Review: THE BREAKS IN YOU AND I, The Vaults Chloe (Steffi Walker) and Joanna (Helen White) are watching Being John Malkovich when the former realises she isn't in love with her wife anymore. As Chloe tries to turn her life around after her marriage, her ex starts believing she is being mind-controlled. Written by Lizzie Milton and directed by Freyja Winterson, The Breaks in You and I is a play about passion, resentment, and weird conspiracy theories.

"You can just wake up one day and not love each other anymore" says Joanna, trying to give a meaning to the break-up. They jump on a dangerous seesaw and the unbearable weight of a life spent together falls on both at different times and measures. Chloe gets into yoga, starts a diet, and begins to date again. Joanna can't move from the couch, endlessly watches Countdown, and refuses to change her clothes until she wrestles her feelings with anger and stalking.

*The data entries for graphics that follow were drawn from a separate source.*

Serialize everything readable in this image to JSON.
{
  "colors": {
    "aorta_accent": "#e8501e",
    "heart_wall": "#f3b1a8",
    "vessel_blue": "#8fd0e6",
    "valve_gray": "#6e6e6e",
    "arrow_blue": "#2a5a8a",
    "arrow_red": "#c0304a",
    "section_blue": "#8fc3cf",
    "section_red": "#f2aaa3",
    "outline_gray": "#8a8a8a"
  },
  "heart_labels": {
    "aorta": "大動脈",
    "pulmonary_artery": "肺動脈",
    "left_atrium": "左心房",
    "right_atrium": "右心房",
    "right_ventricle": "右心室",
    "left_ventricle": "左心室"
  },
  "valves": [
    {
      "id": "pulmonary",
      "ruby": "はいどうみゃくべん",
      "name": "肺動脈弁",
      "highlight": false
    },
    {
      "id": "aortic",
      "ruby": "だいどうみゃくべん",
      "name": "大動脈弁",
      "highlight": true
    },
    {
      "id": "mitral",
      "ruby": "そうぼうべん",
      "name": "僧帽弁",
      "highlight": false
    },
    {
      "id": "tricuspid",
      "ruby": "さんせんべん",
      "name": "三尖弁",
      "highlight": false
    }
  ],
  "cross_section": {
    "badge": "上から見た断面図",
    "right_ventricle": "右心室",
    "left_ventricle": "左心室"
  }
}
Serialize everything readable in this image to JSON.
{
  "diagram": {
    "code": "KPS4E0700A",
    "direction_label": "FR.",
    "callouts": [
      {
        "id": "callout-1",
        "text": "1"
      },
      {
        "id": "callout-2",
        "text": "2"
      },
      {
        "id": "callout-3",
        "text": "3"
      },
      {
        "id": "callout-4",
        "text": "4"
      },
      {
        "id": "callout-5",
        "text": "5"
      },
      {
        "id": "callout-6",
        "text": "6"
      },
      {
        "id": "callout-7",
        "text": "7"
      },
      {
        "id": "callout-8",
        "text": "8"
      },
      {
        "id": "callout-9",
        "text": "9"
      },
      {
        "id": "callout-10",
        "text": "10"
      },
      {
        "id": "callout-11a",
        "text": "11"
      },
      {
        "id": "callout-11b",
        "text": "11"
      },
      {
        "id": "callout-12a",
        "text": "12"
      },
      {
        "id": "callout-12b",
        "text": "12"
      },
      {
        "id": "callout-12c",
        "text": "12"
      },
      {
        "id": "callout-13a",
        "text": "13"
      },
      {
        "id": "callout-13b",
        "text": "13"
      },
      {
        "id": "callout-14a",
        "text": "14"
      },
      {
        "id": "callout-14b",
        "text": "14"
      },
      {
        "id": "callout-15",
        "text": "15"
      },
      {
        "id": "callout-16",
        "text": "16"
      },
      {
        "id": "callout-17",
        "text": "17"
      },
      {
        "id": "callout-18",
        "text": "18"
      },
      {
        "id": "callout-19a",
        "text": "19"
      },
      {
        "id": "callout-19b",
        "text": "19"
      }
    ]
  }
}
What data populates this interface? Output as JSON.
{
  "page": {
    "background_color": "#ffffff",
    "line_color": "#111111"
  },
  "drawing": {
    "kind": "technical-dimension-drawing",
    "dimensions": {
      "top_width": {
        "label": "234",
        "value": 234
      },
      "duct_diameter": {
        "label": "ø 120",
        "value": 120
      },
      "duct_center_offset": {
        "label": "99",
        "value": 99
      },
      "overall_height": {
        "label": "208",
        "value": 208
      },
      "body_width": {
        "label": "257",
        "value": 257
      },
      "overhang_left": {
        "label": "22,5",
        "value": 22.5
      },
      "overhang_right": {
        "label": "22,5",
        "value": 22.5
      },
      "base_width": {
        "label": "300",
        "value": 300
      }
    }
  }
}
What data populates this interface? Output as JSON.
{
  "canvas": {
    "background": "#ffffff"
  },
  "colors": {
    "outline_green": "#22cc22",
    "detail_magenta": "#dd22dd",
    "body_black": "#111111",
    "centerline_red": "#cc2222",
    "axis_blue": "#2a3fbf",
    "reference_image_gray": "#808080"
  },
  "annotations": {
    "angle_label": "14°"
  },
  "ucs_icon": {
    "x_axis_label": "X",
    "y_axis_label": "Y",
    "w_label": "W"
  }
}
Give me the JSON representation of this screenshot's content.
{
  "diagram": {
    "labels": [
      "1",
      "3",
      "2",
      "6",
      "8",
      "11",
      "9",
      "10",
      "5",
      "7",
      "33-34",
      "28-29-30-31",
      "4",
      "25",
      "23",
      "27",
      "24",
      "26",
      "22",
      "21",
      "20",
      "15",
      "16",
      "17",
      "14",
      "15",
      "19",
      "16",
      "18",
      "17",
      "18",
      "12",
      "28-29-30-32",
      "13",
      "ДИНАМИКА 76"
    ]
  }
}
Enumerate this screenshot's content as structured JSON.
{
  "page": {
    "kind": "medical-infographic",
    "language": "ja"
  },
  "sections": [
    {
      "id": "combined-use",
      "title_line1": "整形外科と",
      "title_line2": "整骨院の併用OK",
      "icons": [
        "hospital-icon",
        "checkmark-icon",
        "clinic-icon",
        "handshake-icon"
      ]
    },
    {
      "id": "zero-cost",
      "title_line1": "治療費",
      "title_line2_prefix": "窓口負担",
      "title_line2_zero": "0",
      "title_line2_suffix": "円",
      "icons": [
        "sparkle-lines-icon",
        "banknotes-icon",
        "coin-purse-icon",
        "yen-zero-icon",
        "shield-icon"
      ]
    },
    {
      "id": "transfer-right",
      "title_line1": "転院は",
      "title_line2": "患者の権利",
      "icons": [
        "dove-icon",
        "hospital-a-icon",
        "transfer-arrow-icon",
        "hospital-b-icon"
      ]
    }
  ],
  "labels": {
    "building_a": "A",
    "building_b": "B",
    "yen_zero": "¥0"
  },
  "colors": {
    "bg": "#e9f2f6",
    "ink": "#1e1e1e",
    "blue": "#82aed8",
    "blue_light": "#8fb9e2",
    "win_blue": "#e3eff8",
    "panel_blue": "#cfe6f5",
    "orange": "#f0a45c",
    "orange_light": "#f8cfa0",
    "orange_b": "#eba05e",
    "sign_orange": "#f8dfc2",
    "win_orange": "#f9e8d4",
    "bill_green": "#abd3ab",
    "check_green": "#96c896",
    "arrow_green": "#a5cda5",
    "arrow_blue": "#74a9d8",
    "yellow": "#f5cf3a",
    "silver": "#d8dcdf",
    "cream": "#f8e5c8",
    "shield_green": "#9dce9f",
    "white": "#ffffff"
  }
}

Their ways of coping are diametrically opposed but equally unhealthy. Milton candidly shows the tensions and paranoias of the breakup in a lighthearted way, hitting the mark with frankness and a bit of the right kind of absurd. Winterson's direction is snappy and tight, and compliments Milton's fast-paced and vivid script, tying it together in an entertaining and engrossing show.

Walker and White share a maddening stage chemistry: just like their characters, they're "fire meets gasoline" and their interactions are zealous and feverish. As White's blind-rage leads her character to blame the situation on Chloe's mind-control, Walker has the will to move on but prevents herself to do so at the same time.

Love becomes a parasite: Joanna's stalker tendencies and paranoid inclinations make her incessantly stare at her ex through her window. "I have this morbid interest in you" she confesses as she tries to understand how she can feel both exasperating lust and disgust.

Milton also succeeds in writing the lesbian couple without making homosexuality the centre of it. They reference their preference and speak openly about sex, but it's all overshadowed by the actual focus of the play: their broken marriage and the fractures between them are what makes the representation in the piece work.

The set, two chairs bound together by neon string, is simple and maybe too unadventurous for a production that could stretch the boundaries even more, but the addition of snippets of popular songs during the changes is a nice addition and allows the team to crown the intense ending effectively with Little Mix's "Shout Out To My Ex".

Ultimately, The Breaks in You and I is a portrayal of carnal love gone bad. Milton compares a relationship to an elastic band: it stretches and tightens to accommodate the changes that a person goes through, but eventually, if you're not careful enough, it snaps. It happens suddenly and it's unforeseeable.

The Breaks in You and I runs at Waterloo East as part of Vault Festival until 4 February.